Copper(II) trifluoroacetate
- Names: IUPAC name copper;2,2,2-trifluoroacetate

Identifiers
- CAS Number: anhydrous: 16712-25-7; hydrate: 123333-88-0;
- 3D model (JSmol): anhydrous: Interactive image; hydrate: Interactive image;
- ChemSpider: anhydrous: 10019640;
- EC Number: anhydrous: 626-936-5; hydrate: 626-936-5;
- PubChem CID: anhydrous: 11845166; hydrate: 71311159;
- CompTox Dashboard (EPA): anhydrous: DTXSID10714388 ;

Properties
- Chemical formula: (CF_{3}COO)_{2}Cu
- Molar mass: 289.576 g·mol^{−1}
- Appearance: blue wet crystals (anhydrous); light blue crystals (tetrahydrate); blue crystals (diacetonitrile);
- Solubility in water: soluble
- Hazards: GHS labelling:
- Pictograms: GHS07: Exclamation mark
- Signal word: Warning
- Hazard statements: H315, H319
- Precautionary statements: P264, P280, P302+P352, P305+P351+P338, P321, P332+P313, P337+P313, P337+P317, P362+P364
- NFPA 704 (fire diamond): 2 1 0
- REL (Recommended): 1 mg/m^{3} (TWA, as Copper)

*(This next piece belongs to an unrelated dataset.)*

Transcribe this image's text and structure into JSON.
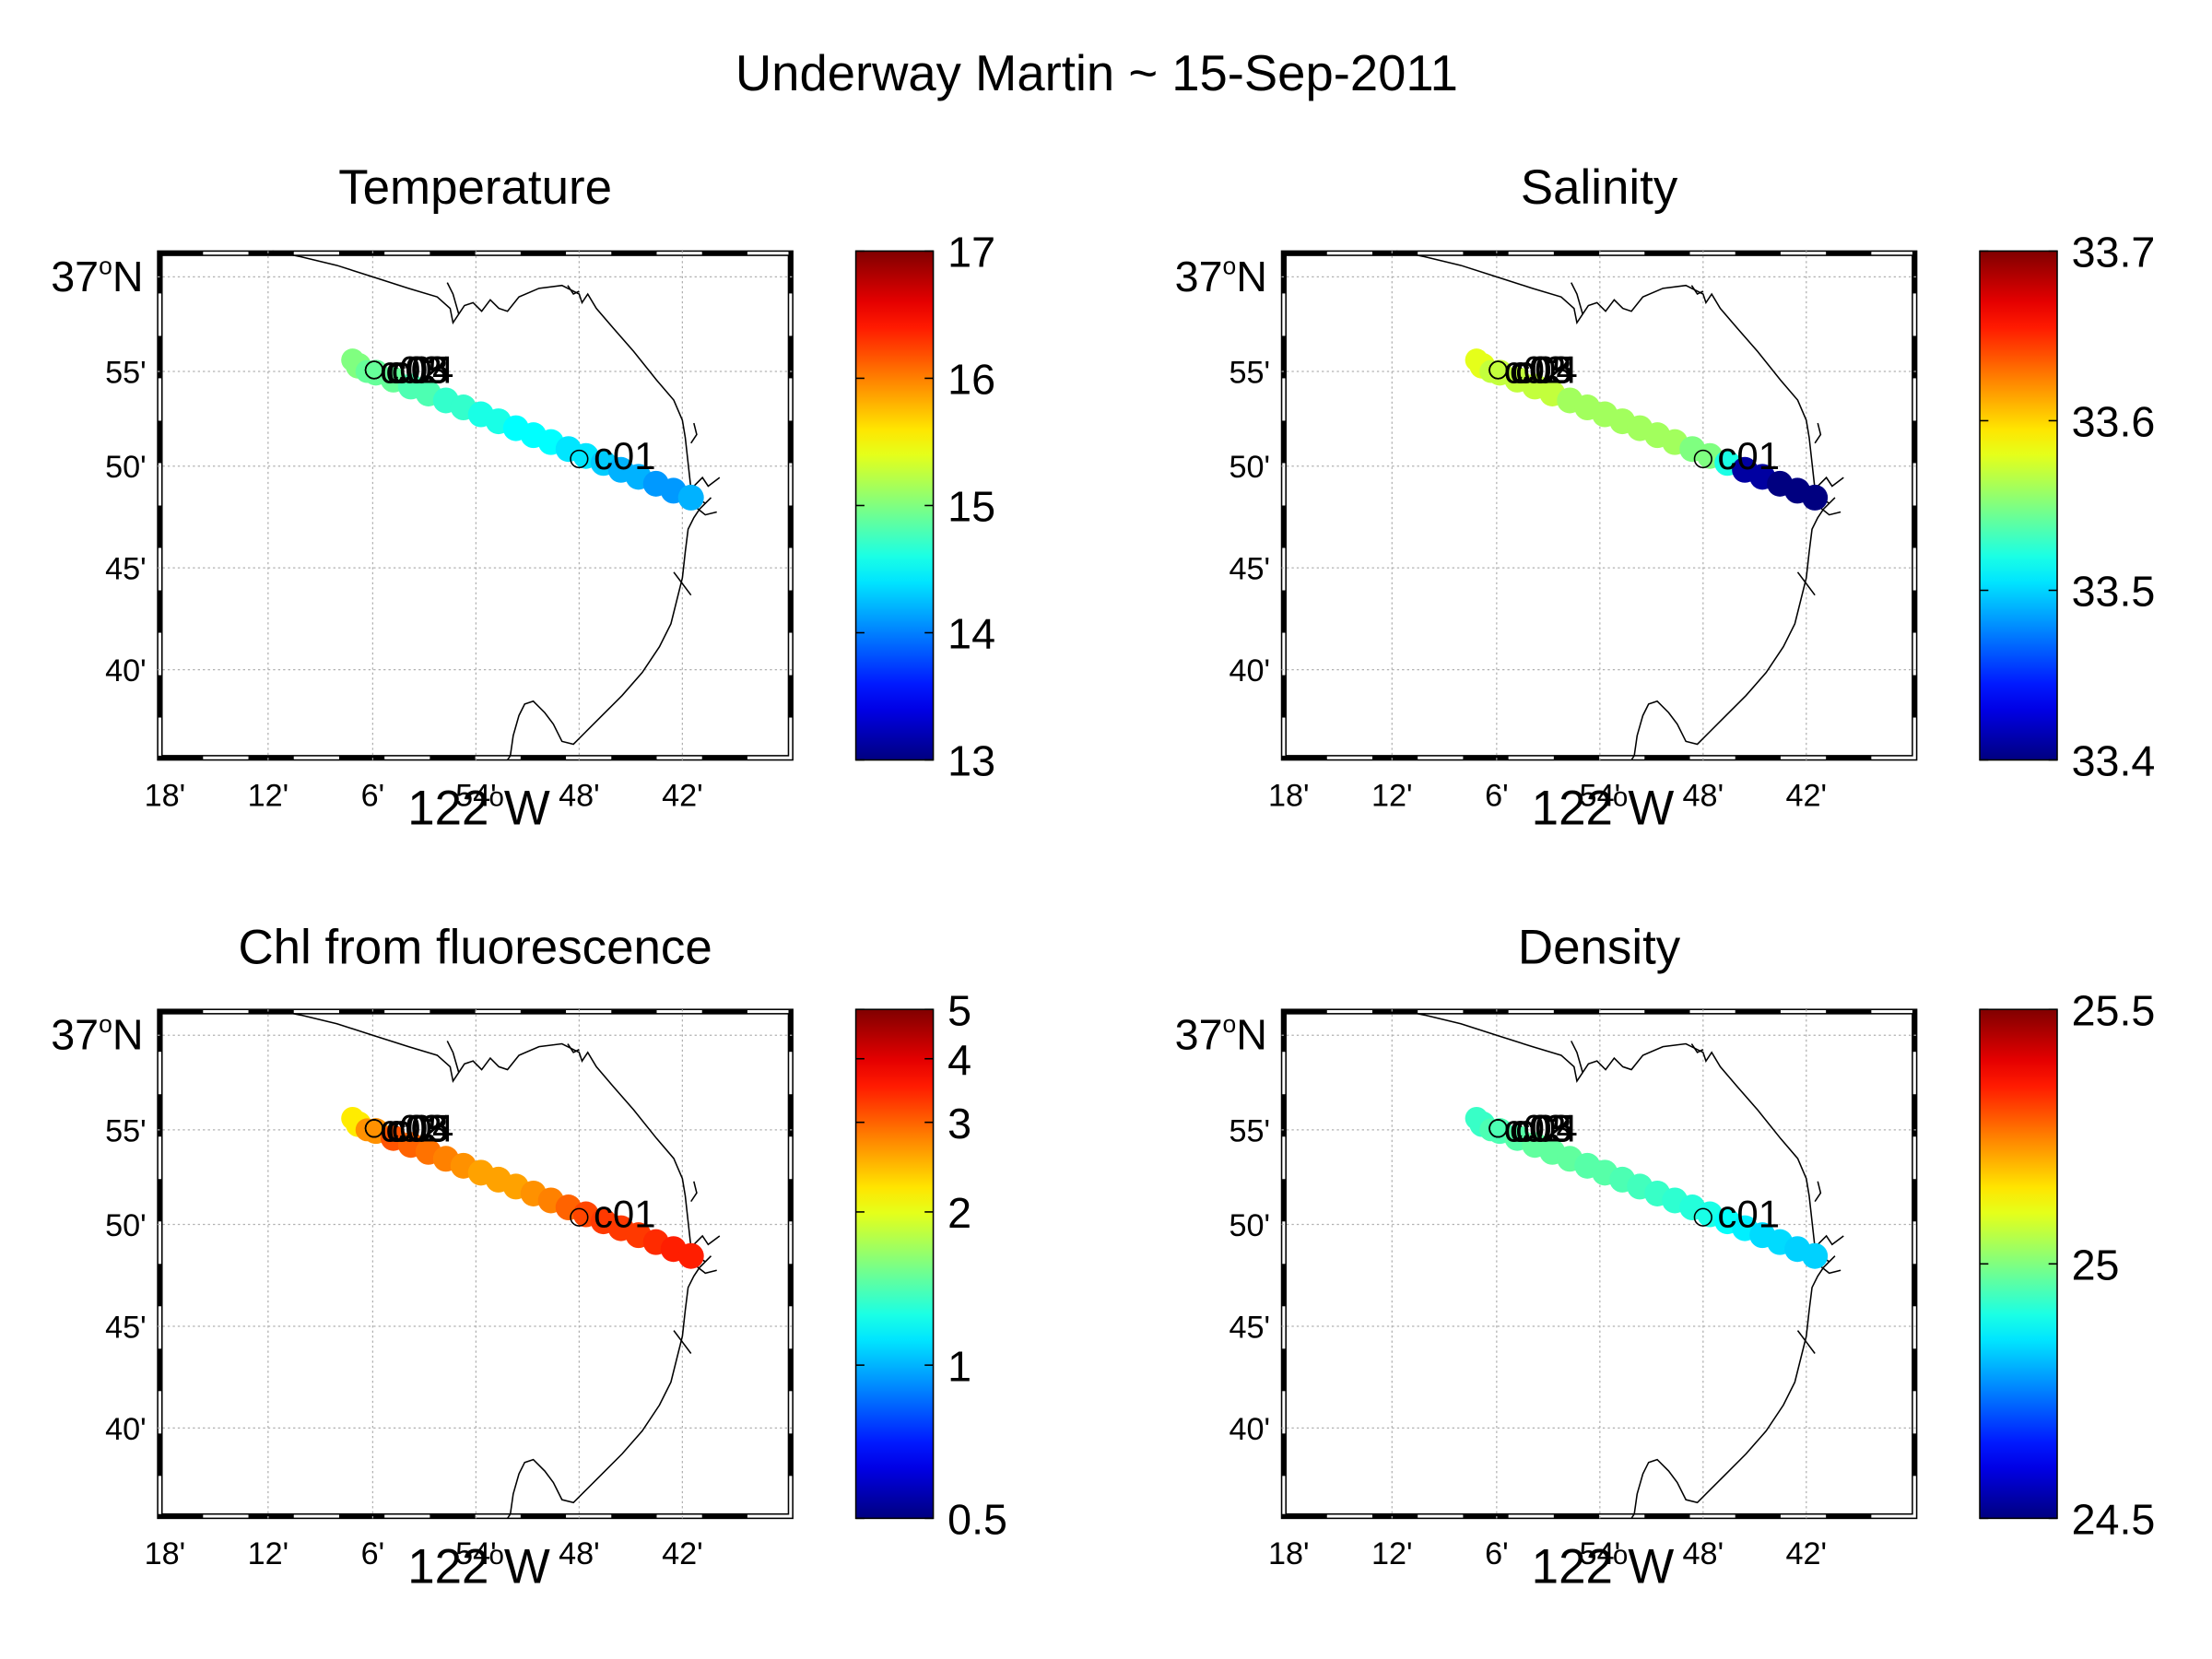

= Copper(II) trifluoroacetate =

Copper(II) trifluoroacetate is the trifluoroacetate of divalent copper with the chemical formula Cu(CF3COO)2.

== Properties ==
It exists as the anhydride, hydrate and adducts of other solvents. The hydrate begins to lose two waters of crystallisation at 108 C, and loses all crystal water at 173 C to form the anhydrous form. This begins to decompose at 220 C.

== Preparation ==
Copper trifluoroacetate can be obtained by reacting trifluoroacetic acid with copper oxide, copper hydroxide or basic copper carbonate. Acetone can replace the water molecules in copper trifluoroacetate hydrate, and under reduced pressure conditions, the acetone can be removed to obtain anhydrous material.

== Use ==
Copper trifluoroacetate finds some use as a reagent in organic chemistry. For example, it mediates the C–H bond arylation of arenes with arylboronic acids and is used in the arylation of indoles with triphenylbismuth bis-trifluoroacetate. It is also a catalyst for the aerobic oxidation of ethers.

== Adducts==
Copper trifluoroacetate forms adducts with a variety of Lewis bases, such as ammonia, water, dioxane, and quinoline. The Lewis bases bind to the axial positions.